Madre Teresa tiene distintas y bellísimas oraciones a la Virgen, pero ninguna (al menos en los escritos de ella conocidos hasta la fecha) al Espíritu Santo. Éste es nombrado raramente y casi sólo en un inciso, con ocasión de fórmulas litúrgicas tradicionales. No hay duda de que su santidad, como la de todos los santos, es desde la cima hasta el fondo obra del Espíritu Santo. San Buenaventura dice de la sabiduría de los santos que «nadie la recibe más que quien la desea y nadie la desea salvo quien está inflamado en lo íntimo por el Espíritu Santo» [15]. Sólo que este papel del Espíritu Santo no salía a la luz lo suficiente en la formación espiritual y teológica.
Afortunadamente no es la amplitud de miras teológicas lo que hace a los santos, sino el heroísmo de la caridad. Ningún santo, por lo demás, posee por sí solo todos los carismas y agota todas las potencialidades contenidas en el modelo divino que es Cristo. La plenitud se encuentra en el conjunto de los santos, esto es, en la Iglesia, no en cada uno. Los miembros de un instituto religioso deberían ser tan sabios como para conservar intacto el patrimonio transmitido por el fundador, permaneciendo abiertos, a la vez, a acoger las luces y las gracias nuevas que el Espíritu no cesa de donar generosamente a la Iglesia.
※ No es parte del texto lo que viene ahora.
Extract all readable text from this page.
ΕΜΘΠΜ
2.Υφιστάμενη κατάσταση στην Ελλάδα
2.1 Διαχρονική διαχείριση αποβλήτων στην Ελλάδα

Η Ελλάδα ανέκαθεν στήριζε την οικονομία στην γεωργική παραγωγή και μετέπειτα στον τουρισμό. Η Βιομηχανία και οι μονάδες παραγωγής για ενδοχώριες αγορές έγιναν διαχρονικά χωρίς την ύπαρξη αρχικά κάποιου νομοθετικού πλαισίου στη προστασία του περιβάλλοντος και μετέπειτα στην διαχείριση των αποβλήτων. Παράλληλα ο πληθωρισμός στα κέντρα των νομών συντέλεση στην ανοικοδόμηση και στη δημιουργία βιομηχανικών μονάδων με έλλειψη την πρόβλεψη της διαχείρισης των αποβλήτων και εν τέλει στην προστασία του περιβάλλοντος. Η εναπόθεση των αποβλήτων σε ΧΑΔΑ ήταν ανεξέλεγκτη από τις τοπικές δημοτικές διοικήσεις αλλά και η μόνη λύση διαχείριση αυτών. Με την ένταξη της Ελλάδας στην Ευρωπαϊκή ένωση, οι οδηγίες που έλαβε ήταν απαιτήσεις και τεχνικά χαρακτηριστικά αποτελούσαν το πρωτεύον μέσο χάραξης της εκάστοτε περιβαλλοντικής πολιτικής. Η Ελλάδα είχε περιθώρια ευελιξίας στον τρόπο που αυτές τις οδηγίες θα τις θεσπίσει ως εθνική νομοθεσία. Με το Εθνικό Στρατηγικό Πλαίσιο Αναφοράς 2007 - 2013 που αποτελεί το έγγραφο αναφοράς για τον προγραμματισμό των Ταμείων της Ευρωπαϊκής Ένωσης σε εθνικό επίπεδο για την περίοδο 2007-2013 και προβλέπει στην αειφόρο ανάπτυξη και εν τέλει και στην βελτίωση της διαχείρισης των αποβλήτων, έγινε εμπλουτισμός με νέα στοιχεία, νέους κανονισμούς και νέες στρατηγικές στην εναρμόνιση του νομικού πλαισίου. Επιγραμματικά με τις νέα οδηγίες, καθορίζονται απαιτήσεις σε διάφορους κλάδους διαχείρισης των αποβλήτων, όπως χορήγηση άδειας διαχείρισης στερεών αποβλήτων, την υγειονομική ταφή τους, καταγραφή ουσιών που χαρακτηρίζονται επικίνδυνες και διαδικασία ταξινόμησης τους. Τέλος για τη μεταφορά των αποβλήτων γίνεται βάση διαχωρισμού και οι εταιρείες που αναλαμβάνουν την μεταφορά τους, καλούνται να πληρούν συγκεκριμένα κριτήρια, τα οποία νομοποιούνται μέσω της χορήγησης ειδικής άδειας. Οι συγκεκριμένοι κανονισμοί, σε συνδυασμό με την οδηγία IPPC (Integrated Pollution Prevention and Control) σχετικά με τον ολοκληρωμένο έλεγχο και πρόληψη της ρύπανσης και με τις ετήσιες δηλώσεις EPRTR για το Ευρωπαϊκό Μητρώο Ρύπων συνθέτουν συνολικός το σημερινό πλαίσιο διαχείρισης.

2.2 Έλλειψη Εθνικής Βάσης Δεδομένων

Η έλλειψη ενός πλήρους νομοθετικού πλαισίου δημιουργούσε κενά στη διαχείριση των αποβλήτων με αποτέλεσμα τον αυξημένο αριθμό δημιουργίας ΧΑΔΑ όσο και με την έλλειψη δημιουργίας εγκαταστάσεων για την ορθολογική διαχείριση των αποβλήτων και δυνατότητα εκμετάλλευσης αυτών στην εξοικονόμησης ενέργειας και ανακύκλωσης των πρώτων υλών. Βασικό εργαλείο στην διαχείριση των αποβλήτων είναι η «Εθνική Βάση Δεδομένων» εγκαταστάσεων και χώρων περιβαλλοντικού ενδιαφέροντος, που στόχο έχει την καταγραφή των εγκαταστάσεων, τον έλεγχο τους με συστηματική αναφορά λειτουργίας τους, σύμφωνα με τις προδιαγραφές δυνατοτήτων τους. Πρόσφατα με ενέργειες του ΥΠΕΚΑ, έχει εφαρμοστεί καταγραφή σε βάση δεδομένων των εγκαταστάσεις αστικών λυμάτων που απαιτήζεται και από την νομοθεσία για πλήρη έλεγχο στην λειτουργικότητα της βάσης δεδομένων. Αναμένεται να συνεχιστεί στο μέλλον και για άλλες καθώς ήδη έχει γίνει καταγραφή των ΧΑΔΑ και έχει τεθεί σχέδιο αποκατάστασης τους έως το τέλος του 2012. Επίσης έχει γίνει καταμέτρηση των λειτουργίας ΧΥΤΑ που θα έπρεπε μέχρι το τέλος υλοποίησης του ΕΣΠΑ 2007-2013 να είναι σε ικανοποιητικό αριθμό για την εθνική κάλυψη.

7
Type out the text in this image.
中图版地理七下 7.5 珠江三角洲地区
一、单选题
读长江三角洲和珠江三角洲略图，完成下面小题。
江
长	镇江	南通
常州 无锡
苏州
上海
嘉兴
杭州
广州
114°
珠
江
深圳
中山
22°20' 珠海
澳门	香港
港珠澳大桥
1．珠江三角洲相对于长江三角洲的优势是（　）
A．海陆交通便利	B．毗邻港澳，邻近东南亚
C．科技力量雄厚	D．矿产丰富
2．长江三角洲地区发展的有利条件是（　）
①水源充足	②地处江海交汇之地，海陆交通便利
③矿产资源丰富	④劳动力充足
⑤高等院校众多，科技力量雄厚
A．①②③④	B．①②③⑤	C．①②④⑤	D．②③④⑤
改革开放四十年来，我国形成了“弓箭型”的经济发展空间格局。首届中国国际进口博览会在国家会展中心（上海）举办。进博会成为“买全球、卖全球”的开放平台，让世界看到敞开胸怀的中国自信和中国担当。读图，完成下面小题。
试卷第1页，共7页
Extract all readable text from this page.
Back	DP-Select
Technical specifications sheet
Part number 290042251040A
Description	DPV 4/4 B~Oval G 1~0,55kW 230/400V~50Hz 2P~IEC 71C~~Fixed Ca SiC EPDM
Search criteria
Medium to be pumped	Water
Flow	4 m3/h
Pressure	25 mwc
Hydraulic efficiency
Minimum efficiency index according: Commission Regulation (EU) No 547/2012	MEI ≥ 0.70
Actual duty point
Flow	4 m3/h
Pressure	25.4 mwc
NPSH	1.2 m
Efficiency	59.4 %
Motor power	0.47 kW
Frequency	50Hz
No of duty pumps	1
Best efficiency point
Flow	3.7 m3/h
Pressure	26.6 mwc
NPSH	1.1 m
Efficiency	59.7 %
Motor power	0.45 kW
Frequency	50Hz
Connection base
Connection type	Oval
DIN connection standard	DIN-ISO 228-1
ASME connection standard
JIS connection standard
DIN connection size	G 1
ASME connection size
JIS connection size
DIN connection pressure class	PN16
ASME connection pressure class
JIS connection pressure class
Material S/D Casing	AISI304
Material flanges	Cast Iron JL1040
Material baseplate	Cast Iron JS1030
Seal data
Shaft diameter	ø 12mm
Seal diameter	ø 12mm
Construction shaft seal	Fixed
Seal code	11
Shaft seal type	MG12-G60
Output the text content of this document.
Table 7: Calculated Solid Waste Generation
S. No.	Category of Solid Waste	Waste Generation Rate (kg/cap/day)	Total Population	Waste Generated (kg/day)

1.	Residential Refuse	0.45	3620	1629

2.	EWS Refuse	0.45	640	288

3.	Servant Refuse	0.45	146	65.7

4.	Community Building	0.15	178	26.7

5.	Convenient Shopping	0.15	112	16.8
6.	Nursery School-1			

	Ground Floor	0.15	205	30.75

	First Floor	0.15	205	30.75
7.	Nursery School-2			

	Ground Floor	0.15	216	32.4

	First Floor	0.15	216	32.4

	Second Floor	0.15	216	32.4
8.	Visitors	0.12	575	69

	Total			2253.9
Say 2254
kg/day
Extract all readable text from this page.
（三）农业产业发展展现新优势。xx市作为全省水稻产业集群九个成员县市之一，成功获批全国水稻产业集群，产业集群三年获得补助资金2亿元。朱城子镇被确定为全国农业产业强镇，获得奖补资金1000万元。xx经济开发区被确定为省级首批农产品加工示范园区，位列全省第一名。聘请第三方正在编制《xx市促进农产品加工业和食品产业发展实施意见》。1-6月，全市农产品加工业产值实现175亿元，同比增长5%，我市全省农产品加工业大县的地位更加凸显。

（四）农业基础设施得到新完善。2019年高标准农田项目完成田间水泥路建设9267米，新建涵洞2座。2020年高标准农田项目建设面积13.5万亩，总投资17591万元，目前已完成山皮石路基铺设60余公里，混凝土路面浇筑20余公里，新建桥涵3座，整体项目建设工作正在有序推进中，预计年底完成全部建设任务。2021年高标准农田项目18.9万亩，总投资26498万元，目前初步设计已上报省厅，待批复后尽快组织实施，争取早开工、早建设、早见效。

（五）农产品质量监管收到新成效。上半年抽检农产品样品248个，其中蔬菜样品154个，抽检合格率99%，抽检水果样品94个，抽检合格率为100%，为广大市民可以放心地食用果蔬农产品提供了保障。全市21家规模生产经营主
Suscitan perplejidad aquellos movimientos o comunidades en las que todo –cada palabra de Dios, cada intuición e iniciativa espiritual— pasa rígidamente a través del responsable o del fundador y desde él se transmite a la base. Es como si las personas renunciaran, de esta forma, a tener una relación propia y original con Dios, dentro del carisma común, para convertirse en simples repetidores.
¿Qué descubrimos de nuevo respecto al amor por Jesús partiendo de una perspectiva trinitaria? Algo extraordinario: que existe un amor por Jesús perfecto, infinito, sólo digno de Él, «no es posible pensar en uno mayor», y descubrimos que existe para nosotros la posibilidad de formar parte de él, de hacerlo nuestro, de acoger con éste a Jesús en Navidad. Es el amor con el que el Padre celeste ama a su Hijo, en el momento mismo de generarlo.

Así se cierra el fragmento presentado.